Atividades não peripatéticas
Por viver na zona central de Lisboa, faço a maioria dos percursos a pé, em menos de meia hora chego a Alvalade, à Gulbenkian, a Santa Apolónia… Estudei os itinerários para evitar tal rua, desagradável ou sem interesse, caminhar na que tem sombra, uma vista, um prédio, um ambiente particular. Deste modo, para ir à Baixa, não desço a Almirante Reis, demasiado poluída, passo agora pela do Benformoso, mais fresca e silenciosa.
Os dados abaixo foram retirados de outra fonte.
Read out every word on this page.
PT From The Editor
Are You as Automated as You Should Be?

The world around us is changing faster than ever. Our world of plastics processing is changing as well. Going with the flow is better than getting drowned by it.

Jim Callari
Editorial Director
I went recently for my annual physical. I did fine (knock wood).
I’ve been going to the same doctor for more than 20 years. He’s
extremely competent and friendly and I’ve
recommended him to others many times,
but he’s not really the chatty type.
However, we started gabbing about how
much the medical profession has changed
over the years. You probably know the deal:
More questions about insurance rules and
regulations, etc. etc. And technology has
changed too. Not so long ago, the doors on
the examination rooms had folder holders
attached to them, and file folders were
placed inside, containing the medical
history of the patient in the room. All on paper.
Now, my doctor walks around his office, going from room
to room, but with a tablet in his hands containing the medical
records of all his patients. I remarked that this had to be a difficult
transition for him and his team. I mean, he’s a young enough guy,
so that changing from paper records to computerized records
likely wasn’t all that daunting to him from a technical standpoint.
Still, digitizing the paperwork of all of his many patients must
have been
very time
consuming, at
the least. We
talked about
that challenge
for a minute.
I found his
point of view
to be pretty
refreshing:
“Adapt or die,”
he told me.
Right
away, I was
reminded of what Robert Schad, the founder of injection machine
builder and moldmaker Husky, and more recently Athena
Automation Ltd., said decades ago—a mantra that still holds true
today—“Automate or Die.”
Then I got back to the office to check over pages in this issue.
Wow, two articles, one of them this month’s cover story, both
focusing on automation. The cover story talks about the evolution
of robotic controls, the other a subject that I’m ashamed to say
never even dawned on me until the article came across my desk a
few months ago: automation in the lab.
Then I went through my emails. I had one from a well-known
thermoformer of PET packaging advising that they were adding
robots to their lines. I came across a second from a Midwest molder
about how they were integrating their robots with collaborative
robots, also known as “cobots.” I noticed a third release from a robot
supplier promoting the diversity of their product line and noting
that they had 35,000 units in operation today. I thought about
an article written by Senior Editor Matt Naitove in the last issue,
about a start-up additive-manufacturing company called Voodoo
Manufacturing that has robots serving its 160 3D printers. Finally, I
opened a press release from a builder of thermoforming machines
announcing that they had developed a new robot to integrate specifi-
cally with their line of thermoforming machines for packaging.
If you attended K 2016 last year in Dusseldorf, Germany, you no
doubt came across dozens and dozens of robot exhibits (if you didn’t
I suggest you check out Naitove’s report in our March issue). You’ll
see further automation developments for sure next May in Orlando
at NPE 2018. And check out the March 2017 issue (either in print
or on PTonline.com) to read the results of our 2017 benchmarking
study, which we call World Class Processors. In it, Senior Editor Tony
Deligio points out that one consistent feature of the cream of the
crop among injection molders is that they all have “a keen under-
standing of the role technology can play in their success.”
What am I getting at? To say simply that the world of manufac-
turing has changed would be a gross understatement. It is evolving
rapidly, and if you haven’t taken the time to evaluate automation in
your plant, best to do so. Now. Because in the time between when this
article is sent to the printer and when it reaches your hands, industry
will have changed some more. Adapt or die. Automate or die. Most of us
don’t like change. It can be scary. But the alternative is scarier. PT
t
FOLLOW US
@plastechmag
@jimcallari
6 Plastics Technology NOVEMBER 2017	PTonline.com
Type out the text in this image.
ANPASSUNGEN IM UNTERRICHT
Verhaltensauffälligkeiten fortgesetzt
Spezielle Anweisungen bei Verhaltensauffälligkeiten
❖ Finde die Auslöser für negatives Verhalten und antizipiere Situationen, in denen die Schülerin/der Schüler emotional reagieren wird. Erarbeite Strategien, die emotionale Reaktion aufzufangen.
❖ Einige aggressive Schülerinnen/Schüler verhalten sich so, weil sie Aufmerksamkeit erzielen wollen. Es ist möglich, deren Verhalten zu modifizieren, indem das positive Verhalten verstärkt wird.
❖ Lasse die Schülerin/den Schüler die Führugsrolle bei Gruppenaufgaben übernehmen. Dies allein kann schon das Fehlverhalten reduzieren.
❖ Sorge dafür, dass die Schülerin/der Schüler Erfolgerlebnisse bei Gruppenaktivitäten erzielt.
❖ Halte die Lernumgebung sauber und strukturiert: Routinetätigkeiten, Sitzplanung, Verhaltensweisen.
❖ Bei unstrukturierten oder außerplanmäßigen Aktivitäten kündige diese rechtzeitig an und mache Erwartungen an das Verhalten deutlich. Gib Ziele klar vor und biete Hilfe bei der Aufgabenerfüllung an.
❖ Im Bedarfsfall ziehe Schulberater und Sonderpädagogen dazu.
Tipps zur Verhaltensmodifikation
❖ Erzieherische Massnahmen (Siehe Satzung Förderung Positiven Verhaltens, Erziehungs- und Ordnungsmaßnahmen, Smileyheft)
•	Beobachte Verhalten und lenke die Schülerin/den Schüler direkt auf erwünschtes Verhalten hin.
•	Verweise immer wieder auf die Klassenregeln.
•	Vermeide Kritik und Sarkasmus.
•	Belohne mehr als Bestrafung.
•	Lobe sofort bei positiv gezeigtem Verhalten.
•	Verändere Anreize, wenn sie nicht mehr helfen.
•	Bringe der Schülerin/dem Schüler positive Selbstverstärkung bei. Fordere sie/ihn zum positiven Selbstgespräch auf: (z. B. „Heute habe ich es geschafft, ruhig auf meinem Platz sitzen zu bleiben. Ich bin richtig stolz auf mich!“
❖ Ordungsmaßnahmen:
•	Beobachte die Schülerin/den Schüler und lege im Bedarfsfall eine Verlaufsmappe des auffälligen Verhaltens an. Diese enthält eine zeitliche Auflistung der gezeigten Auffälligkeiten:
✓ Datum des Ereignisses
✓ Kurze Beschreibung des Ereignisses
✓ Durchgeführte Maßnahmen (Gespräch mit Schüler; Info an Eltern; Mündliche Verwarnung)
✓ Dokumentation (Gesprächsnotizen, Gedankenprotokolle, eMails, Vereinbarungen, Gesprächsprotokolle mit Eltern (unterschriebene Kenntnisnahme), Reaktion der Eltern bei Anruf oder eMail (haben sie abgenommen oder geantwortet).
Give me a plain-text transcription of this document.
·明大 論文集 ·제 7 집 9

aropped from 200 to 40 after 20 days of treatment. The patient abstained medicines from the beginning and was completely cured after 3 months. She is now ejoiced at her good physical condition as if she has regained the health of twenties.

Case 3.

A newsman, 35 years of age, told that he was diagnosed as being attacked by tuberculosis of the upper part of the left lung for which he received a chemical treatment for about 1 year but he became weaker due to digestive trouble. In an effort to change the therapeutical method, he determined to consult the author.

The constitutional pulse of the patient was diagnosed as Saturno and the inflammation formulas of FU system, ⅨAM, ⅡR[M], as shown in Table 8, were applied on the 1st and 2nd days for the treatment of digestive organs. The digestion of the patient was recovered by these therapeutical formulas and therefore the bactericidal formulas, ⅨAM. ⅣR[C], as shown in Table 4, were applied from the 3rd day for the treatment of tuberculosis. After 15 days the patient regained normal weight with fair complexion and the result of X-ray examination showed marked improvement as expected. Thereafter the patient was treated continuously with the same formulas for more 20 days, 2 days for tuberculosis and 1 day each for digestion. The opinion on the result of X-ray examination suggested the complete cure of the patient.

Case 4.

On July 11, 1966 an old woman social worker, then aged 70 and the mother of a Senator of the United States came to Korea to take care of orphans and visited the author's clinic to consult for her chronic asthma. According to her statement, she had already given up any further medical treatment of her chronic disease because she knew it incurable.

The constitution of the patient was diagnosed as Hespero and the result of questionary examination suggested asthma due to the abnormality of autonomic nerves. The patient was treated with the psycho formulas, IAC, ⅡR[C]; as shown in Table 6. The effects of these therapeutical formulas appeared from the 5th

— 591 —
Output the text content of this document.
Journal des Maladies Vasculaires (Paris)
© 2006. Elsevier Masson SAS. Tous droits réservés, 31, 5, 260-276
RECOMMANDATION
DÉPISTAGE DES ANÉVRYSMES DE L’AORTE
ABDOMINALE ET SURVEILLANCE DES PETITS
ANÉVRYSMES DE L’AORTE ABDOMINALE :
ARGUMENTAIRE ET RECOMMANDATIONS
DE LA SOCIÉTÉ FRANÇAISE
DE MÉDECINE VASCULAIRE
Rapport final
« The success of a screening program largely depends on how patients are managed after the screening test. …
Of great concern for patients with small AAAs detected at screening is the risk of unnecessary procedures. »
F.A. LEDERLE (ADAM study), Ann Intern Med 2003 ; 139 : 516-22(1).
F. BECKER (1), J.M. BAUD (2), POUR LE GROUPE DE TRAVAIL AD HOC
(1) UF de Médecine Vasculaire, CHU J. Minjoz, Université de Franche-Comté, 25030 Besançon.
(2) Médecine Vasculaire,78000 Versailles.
Por conseguinte, da rua Andrade ao Largo do Intendente, atravesso o espaço comercial das prostitutas; acelerava a princípio o passo temendo apanhar uma doença se nelas poisasse o olhar. Fui educada no horror destas mulheres, sua estupidez, sua vulgaridade, sua falta de brio, pressupunha eu sem verificar, por isso não obstante o feminismo me dizer – teoricamente – que cada um é dono do corpo e, de qualquer maneira, toda a gente, homens e mulheres, se vende, consistindo a diferença na escolha de quê, em que condições, com que sacrifícios, com que benefícios, caso escolha haja e não, como na maioria das existências, uma sucessão de acasos, eu vagamente calculava estas mulheres, sem as conhecer, mais nocivas, mais alienadas, mais perversas do que quem vende vida à função pública. Aconteceu porém um dia caminhar pela sombra – rara àquela hora – no passeio onde duas se encontravam sentadas nos seus bancos.
– Com licença…
– Faz favor.
Dali por algum tempo, respondi a uma saudação:
– Bom dia.
Esta troca trivial sugeriu-me que qualquer prostituta é uma mulher como as outras. Ou seja… Diferente de todas as outras. Comecei portanto a observar a realidade. Entre as comerciantes que por ali expõem o “sex appeal”, população instável, de súbito aparece, de súbito não volta a aparecer, há de facto duas que instalam o banco à porta do prédio onde residem, sempre visíveis no local de trabalho, decerto por terem poucos clientes, uma obesa, na viragem dos cinquenta, outra magra, perto dos sessenta anos, modestas no modo de vestir, na aparência donas de casa, sentadas ao sol, durante o inverno, à sombra, durante o verão, pacatas e não peripatéticas por o peso, a idade, a lassidão não ajudarem: duas vizinhas a conversar. A sua aparência é tão pouco atraente, tão pouco sensual, tão pouco viciosa, tão pouco provocante, tão pouco estrondosa, tão pouco transgressora que, se não as visse ali, cada dia, a qualquer hora, esteja frio ou calor, não acreditava serem trabalhadoras… Que carências, desequilíbrios, solidões, alienações, perversões impelirão os clientes a pagar para, durante quinze minutos, se deleitarem com uma mulher exausta? O filósofo Pascal escreveu que as misérias do homem são as de um fidalgo arruinado, as de um rei destronado… O quê? O pecado original? Balela… Na Mouraria a pobreza não se confronta com o mito: é apenas pobre.